Many areas within those states have especially high non-weather water claim frequency. Some of the counties with the highest average claim probability are Miami-Dade County, FL (1 in 5), Orange County, CA (1 in 8), and Montgomery County, MD (1 in 8). These three regions are likely to maintain their lead in claims and losses as homes experience significantly more wear and tear while foregoing needed maintenance. All regions throughout the nation are expected to see an uptick in non-weather water claims.
Case Study: Uncovering Hidden Risk Using Prediction Technology
By using portfolio analysis combined with new non-weather water risk prediction technology, insurers can be better prepared for the side effects of broad stay at home orders and/or unemployment leading to intensive use of household systems. We can predict the risk of non-weather water claims and losses by leveraging water damage surveys, combined with detailed appliance failure reports, localized climatological reports, physiography data, public service/code enforcement, and custom water repair costs.

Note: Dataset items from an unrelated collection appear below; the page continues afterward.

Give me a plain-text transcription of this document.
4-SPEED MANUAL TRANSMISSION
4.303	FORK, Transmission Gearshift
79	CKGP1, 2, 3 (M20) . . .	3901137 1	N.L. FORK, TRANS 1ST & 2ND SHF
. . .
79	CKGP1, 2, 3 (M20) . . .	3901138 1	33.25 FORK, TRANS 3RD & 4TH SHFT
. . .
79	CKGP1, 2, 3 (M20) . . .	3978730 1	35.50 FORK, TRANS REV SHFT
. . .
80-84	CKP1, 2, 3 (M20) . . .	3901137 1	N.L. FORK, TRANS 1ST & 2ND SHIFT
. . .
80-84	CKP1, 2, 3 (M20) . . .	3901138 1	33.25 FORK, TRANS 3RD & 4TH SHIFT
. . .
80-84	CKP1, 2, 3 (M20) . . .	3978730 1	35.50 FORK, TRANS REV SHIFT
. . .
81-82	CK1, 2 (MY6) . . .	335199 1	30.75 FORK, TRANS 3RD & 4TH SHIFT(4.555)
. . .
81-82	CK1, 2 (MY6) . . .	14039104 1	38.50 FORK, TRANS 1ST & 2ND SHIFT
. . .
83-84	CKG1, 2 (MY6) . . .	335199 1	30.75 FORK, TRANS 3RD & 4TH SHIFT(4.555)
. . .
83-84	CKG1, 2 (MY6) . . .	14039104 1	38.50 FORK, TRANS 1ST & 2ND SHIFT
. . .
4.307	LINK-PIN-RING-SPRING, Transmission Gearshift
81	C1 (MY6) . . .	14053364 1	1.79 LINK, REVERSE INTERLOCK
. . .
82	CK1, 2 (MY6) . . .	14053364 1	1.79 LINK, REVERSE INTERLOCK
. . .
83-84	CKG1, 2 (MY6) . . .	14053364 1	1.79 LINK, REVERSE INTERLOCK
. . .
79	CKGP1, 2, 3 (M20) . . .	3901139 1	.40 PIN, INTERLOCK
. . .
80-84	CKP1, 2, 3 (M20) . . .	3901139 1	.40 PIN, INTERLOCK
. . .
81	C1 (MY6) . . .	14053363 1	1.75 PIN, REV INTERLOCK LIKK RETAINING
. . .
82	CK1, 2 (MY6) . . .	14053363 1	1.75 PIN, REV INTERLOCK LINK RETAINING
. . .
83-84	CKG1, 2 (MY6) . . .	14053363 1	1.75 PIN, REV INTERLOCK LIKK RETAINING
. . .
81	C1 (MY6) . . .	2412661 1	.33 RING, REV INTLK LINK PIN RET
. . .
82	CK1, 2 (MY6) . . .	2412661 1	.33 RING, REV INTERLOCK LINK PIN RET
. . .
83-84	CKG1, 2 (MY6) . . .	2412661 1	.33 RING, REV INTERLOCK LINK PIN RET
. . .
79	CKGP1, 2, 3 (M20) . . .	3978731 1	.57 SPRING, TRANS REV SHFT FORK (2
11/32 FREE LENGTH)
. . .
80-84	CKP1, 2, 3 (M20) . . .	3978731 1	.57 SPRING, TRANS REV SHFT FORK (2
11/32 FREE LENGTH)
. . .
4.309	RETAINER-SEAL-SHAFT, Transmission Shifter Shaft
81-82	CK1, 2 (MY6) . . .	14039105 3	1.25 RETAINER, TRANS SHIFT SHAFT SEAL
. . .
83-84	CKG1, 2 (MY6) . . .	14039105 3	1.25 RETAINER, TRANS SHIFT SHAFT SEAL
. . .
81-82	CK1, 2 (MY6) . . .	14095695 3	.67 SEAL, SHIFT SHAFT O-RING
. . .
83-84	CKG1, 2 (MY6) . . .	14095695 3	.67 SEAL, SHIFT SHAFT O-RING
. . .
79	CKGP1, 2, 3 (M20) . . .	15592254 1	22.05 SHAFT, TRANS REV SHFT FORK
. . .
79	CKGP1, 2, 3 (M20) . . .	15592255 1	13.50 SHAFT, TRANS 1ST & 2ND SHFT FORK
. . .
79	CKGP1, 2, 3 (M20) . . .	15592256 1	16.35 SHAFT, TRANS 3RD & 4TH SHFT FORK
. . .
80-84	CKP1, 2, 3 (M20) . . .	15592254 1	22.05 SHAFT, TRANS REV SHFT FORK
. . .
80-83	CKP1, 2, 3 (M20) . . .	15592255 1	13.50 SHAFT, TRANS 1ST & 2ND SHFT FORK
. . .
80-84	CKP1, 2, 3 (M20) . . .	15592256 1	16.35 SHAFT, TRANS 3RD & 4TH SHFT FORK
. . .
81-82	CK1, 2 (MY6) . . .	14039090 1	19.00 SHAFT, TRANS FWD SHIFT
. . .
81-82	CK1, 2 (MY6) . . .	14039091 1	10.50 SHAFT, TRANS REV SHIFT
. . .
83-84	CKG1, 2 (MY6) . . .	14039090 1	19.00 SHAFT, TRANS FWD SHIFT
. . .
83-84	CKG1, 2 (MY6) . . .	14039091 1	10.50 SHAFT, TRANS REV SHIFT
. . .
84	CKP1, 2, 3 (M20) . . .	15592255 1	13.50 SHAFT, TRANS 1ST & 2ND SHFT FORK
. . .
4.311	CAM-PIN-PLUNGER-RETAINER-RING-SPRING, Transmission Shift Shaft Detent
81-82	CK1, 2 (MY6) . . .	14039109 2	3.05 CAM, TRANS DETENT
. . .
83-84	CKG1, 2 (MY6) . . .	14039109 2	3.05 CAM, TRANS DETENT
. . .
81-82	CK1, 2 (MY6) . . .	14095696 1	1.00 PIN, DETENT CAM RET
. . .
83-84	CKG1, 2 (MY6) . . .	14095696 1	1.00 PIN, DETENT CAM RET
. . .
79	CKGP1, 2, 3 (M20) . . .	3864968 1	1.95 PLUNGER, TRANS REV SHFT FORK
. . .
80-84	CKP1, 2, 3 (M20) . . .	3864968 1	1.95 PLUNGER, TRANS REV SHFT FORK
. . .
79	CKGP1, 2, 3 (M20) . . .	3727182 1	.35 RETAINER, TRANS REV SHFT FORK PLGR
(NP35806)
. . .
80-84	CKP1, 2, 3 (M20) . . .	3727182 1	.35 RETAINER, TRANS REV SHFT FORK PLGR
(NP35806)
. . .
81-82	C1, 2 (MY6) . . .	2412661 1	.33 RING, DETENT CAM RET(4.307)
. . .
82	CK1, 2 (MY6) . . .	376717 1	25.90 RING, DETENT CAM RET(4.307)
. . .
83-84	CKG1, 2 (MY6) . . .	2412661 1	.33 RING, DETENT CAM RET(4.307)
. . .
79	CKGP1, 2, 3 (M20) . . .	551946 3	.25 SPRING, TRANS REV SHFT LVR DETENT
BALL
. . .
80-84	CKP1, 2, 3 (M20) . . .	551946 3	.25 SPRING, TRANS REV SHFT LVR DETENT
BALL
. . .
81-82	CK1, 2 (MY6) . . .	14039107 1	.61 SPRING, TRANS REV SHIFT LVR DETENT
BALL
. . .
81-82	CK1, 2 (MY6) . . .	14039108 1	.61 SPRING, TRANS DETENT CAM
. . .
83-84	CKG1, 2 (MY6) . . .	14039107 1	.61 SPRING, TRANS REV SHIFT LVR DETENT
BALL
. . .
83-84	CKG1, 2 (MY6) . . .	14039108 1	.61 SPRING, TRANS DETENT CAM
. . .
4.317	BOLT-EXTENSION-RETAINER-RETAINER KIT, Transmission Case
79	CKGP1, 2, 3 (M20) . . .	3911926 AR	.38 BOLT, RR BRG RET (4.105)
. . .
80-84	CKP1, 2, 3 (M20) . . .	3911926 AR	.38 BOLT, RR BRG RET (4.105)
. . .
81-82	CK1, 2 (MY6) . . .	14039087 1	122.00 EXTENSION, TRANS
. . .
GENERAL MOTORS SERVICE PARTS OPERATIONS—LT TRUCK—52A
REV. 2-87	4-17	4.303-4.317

Many carriers are unaware of the hidden non-weather water risk of their policies. For one Carrier X, data revealed that the carrier was paying out far more in claims than their state’s industry average. The statewide industry experience was 0.9% water claims rate per policy year, yet the carrier’s experience was 2.1% water claims rate per policy year.
Moreover, for water losses on over 200,000 policies, the industry average for the state was about $10.2 million per year, while Carrier X had more than $34 million per year. Why was this carrier paying out three times the industry average for the state?
Carrier X was far more exposed to high risk nonweather water addresses than the industry. We can see this exhibited in their portfolio’s risk distribution.
70% of the carrier’s policies fell in the top 25% risk bracket, followed by 40% in the top 10% and 25% in the top 5%. This carrier’s portfolio is highly skewed towards high non-weather water risk; yet without having access to the latest data analytics on water risk, adverse selection and agent footprint are resulting in a significant increase in losses.
Carriers can avoid this by using non-weather water risk prediction technology to fill gaps in their homeowner’s and commercial losses, as well as:
- Avoid higher frequency business
- Improve re-underwriting actions
- Better tier placement
- Adjust deductibles
- Optimize eligibility lines
- Reduce inspection costs
- Automate underwriting decisions
Non-weather water risk prediction technology can be a valuable asset in helping reveal hidden exposures. With these new tools in hand, carriers can reduce uncertainty and avoid losses while profitably underwriting non-weather water coverage amid the pandemic.